Note the following only applies to the selected input/output types that contain 'structured data' (i.e json, csv, etc).

Schema Paths

A schema defines the structure of a data file's records. Each schema consists of one or more paths that describe the location and type of each piece of data. Schema Paths are similar to directory paths in a file system where 'directories' denote parent objects, and 'files' are the actual data field. Gravity Ai uses schema paths to describe the location of each data point in a record. In a csv file, these paths correspond to the column headers, while in json, they correspond to the fields of each object (and sub object).

Paths can describe single fields, nested fields, and fields with arrays of objects.

A path may or may not start with a forward slash (/), and each nested level in an object is divided by a forward slash.

Example:

{
  field:{
    subfield: “value”
  }
}

Has a single Path: field/subfield

Array Types

Arrays of objects have to specify the position in the array for the object.

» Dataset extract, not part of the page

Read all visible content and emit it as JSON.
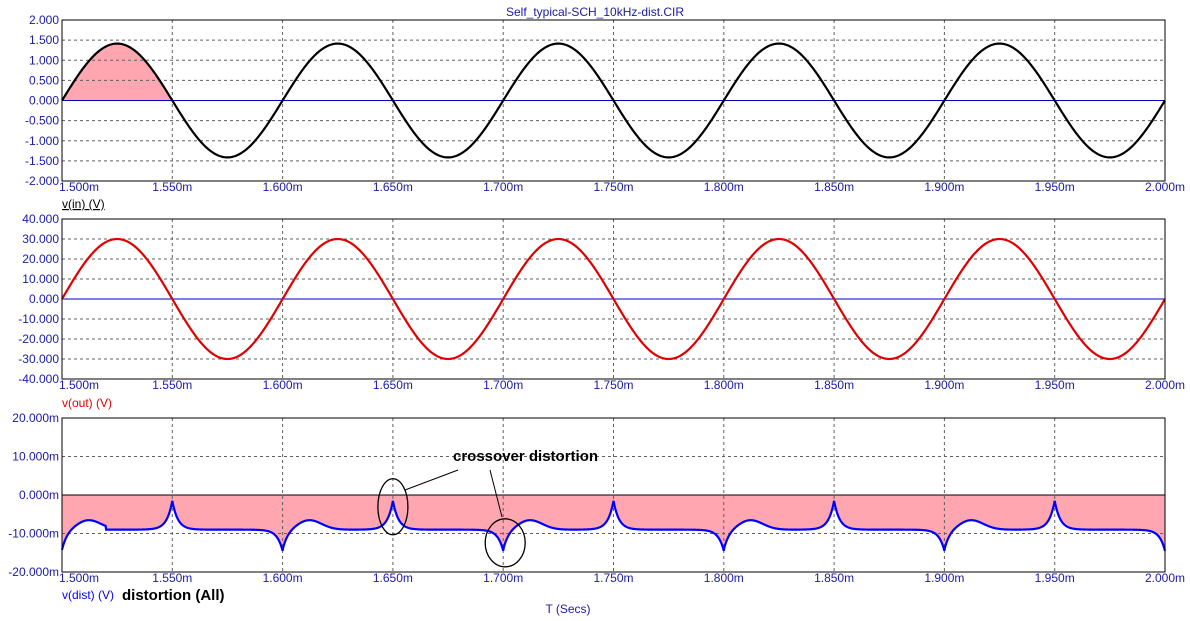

In this manner it is possible to have a single array with different kinds of objects. Object array position is specified by enclosing values within brackets (vector notation).

{
    field:[
    {
        object1field1: "value",
        object1field2: "value"
    },
    {
        object2field: {
            subfield: "value",
            arrayfield: [1,6,23],
            mixedfield: [1, "value", 1, "value", 4, "value"]
        }
    }
    ]
}

Paths for the first object in the array:

  • field[0]/object1field1
  • field[0]/object1field2

Paths for the second object:

  • field[1]/object2field/subfield
  • field[1]/object2field/arrayfield[*]
  • field[1]/object2field/mixedfield[0+2]
  • field[1]/object2field/mixedfield[1+2]

Vector Notation:

  • [*] All positions in vector, no maximum length
  • [0] position 0 in vector.
  • [0+2] All even positions in vector, starting at position 0, no maximum length
  • [1+2] All odd positions in vector, starting at position 1, no maximum length

Increment

  • [0+2] positions 0,2,4,6,...
  • [0+3] positions 0,3,6,9, ...
  • [0+4] positions 0,4,8,12, ...
  • [0+5] positions 0,5,10,15, …

Maximum count (if Increment is omitted, it defaults to 1)

  • [0,3] or [0+1,3] positions 0,1,2
  • [3,3] or [3+1,3] positions 3,4,5
  • [3+2,4] positions 3,5,7,9
  • [3+2,*] or [3+2] positions 3,5,7,9,...

Maximum Range (if Increment is omitted, defaults to 1). The limit is inclusive. It is illegal to specify a maximum range that is less than the first index.

  • [0-3] or [0+1-3] positions 0,1,2,3
  • [3-3] or [3+1-3] position 3
  • [3+2-7] positions 3,5,7
  • [2+2-7] positions 2,4,6
  • [2+2-*] or [2+2] positions 2,4,6,8,...

Valid formats:

  • [<single index>]
  • [<start index> + <increment> - <upper bound index inclusive>]
  • [<start index> + <increment> , <count>]

Multi-Dimensional Vectors You may chain together multiple vector notations to specify a multi-dimensional array.

  • [0][3][0] is position (0,3,0)
  • [*][2] is position 2 in all positions in the first dimension (0,2) (1,2) (2,2) (3,2) ...
  • [2][*] is all positions in the 2nd position of the first dimension (2,0) (2,1) (2,2) (2,3) ...
  • [2+2,3][2] is positions (2,2) (4,2) (6,2)

Schema Path for CSV style data

Paths for CSV data work the same way as JSON, except they do not have nested objects. Each path refers to a column name (as supplied in the first header line of the file). If the data file does not include a header, each field may be referred to by its index (i.e. /1 /2 etc). If a header occurs more than once in the file, it is considered to be an array, with the left-most filed starting at position 0.